One year later, the school received a notice of deficiency over its cash reserves and year-end deficits that the office escalated from “moderate” to “high” concern.
The school has ended in an operating deficit every year since fiscal 2022, according to audit reports the school submitted to the state. The latest audit from last year expresses “substantial doubt” about the school’s ability to stay open. And since the 2020-21 school year, the school had not met OEI’s requirements for keeping at least 45 days of cash reserve in order to meet financial obligations in the case of an emergency, according to OEI.
But school leaders say they’ve tried to address the authorizer’s concerns. And in an email to OEI last July, Bethel Park’s board called the authorizer’s’s escalating concerns “unwarranted” due to the school’s positive cash balance, and said that “the school’s financial position is no longer at high risk.”

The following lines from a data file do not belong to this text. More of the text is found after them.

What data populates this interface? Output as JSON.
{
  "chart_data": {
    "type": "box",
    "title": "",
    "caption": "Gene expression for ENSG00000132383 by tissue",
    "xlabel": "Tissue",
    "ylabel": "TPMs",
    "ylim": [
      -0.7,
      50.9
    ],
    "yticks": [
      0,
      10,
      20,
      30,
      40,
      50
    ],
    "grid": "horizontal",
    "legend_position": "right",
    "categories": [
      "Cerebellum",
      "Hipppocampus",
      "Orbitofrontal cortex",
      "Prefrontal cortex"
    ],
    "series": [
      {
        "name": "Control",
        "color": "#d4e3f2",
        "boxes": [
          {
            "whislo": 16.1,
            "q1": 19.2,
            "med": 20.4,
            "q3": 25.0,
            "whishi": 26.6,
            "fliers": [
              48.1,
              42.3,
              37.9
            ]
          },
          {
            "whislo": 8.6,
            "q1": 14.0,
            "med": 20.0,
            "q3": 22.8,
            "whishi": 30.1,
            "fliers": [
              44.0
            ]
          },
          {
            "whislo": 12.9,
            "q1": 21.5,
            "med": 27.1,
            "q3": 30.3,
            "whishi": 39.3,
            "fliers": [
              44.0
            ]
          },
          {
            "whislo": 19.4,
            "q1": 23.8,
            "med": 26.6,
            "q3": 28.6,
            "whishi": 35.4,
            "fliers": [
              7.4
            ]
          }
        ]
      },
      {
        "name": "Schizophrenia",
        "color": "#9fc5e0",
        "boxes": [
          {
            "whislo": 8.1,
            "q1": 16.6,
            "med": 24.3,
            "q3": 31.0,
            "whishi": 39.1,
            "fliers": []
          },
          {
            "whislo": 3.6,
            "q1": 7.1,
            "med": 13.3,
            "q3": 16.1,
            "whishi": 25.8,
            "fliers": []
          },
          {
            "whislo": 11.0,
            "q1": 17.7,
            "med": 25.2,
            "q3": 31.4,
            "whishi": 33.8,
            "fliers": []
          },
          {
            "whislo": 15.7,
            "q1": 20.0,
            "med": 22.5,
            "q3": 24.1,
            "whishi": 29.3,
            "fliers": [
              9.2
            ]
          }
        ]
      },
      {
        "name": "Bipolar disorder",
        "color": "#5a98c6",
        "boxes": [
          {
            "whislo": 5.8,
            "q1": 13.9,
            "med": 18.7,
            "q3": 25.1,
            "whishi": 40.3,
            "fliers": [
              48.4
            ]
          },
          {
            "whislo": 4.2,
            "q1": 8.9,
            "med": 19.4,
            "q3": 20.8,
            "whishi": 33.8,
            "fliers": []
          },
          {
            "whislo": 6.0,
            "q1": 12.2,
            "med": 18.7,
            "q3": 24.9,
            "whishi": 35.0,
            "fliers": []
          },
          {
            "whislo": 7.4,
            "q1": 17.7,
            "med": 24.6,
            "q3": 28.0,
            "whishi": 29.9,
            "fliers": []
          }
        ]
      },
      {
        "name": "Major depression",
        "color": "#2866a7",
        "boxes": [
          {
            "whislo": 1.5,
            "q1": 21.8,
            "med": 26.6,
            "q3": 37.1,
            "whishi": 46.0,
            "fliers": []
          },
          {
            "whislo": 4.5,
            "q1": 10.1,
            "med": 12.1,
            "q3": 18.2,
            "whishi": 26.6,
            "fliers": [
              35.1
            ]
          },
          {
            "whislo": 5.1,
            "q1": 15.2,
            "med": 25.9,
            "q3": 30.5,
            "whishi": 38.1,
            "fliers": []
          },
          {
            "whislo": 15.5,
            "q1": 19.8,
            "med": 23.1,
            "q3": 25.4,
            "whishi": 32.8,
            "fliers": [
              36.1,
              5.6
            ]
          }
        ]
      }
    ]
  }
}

Its first notice of deficiency from OEI was largely due to bookkeeping errors that have been addressed, the school said in a Dec. 19 response to the authorizer. In the first few months of this school year, the school spent less money and brought in more revenue than anticipated, Bethel Park noted. It believes it will build up 40 to 45 days of cash reserves by the end of the fiscal year.
And its enrollment of 225 this year was above initial projections.
“We have learned from and responded to past financial mistakes and oversight and feel confident not only in our ability to finish out this school year, but also to establish an ongoing financial position which should inspire confidence in renewal of our charter,” the school wrote.
Bethel Park has also cut costs to shore up its finances, including ending a $150,000 annual coaching and consulting services agreement with the PilotED Foundation, which was led by the school’s founder, Jacob Allen.
The foundation, which ended operations in December, provided help with grant writing, legal assistance, board recruiting, and coaching, said Adkins, the school’s former principal. The foundation still provided six months of work pro bono after the expiration of its contract last June, she said.
The school’s third grade IREAD results have also jumped to a 72% pass rate in 2024. Its attendance rate, however, remains just below the 90% that OEI requested it reach by summer 2024, and its ILEARN results have been stagnant.
OEI said in its statement that even with the correction of the bookkeeping error, the school still had posted years of declining cash reserves, relatively slow enrollment growth, and high monthly expenses.
“Throughout the spring, summer, and fall, Bethel Park had to correct several errors in submitted financial documents and failed to meet multiple financial reporting deadlines,” OEI said. “In year six of a school’s charter, a strong authorizer should expect competent financial reporting and management.
Victory College Prep, which the mayor’s office described as a school in “strong financial standing,” did not disclose how much it is paying for the building. The school had higher rates of proficiency on the 2024 ILEARN exam than Bethel Park, and a slightly higher passing rate on the IREAD exam.